3. Number of experts used to establish the ground truth for the test set and the qualifications of those experts (e.g. radiologist with 10 years of experience)
Not applicable. As the device is for viewing and not primary diagnosis, there is no "ground truth" establishment for diagnostic accuracy purposes on a test set mentioned in the document.
4. Adjudication method (e.g. 2+1, 3+1, none) for the test set
Not applicable. No test set for diagnostic performance requiring adjudication is mentioned.
5. If a multi reader multi case (MRMC) comparative effectiveness study was done, If so, what was the effect size of how much human readers improve with AI vs without AI assistance
No. This document does not suggest an MRMC study was performed, nor would it be expected given the device's stated intended use (not for primary diagnosis). The device displays images but does not actively assist in interpretation beyond basic viewing tools.

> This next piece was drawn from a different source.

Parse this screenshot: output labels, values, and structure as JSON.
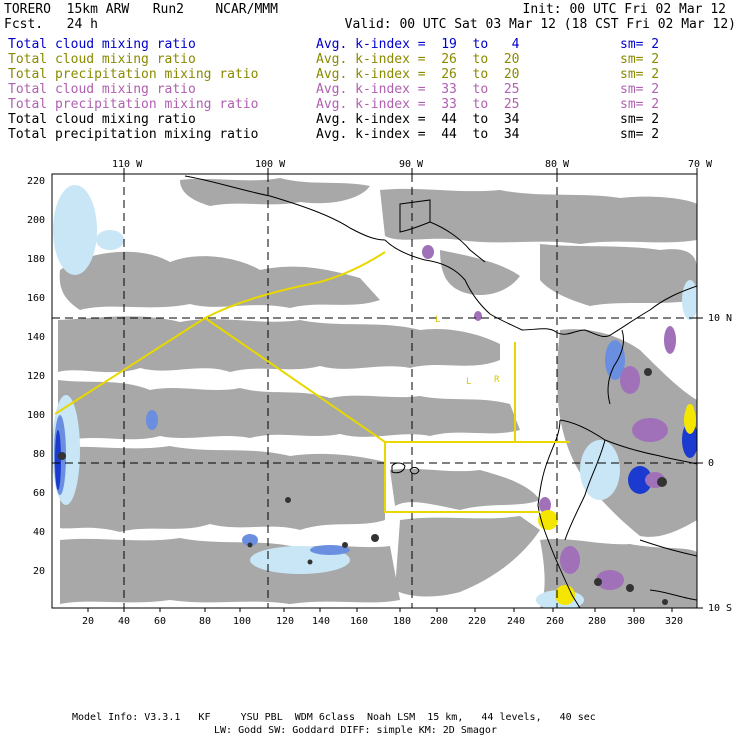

6. If a standalone (i.e. algorithm only without human-in-the loop performance) was done
This question is largely irrelevant for a DICOM Viewer whose primary function is image display. The device is a "standalone" software in the sense that it operates independently to display images, but it doesn't perform diagnostic interpretations that would be measured for standalone performance as an AI algorithm would.
7. The type of ground truth used (expert consensus, pathology, outcomes data, etc)
Not applicable. No ground truth for diagnostic accuracy is mentioned in context of performance evaluation.
8. The sample size for the training set
Not applicable. This device is a software viewer, not an AI/ML algorithm that requires a "training set" in the conventional sense for learning and inference.
9. How the ground truth for the training set was established
Not applicable. (See #8)
§ 892.2050 Medical image management and processing system.
(a)
Identification. A medical image management and processing system is a device that provides one or more capabilities relating to the review and digital processing of medical images for the purposes of interpretation by a trained practitioner of disease detection, diagnosis, or patient management. The software components may provide advanced or complex image processing functions for image manipulation, enhancement, or quantification that are intended for use in the interpretation and analysis of medical images. Advanced image manipulation functions may include image segmentation, multimodality image registration, or 3D visualization. Complex quantitative functions may include semi-automated measurements or time-series measurements.(b)
Classification. Class II (special controls; voluntary standards—Digital Imaging and Communications in Medicine (DICOM) Std., Joint Photographic Experts Group (JPEG) Std., Society of Motion Picture and Television Engineers (SMPTE) Test Pattern).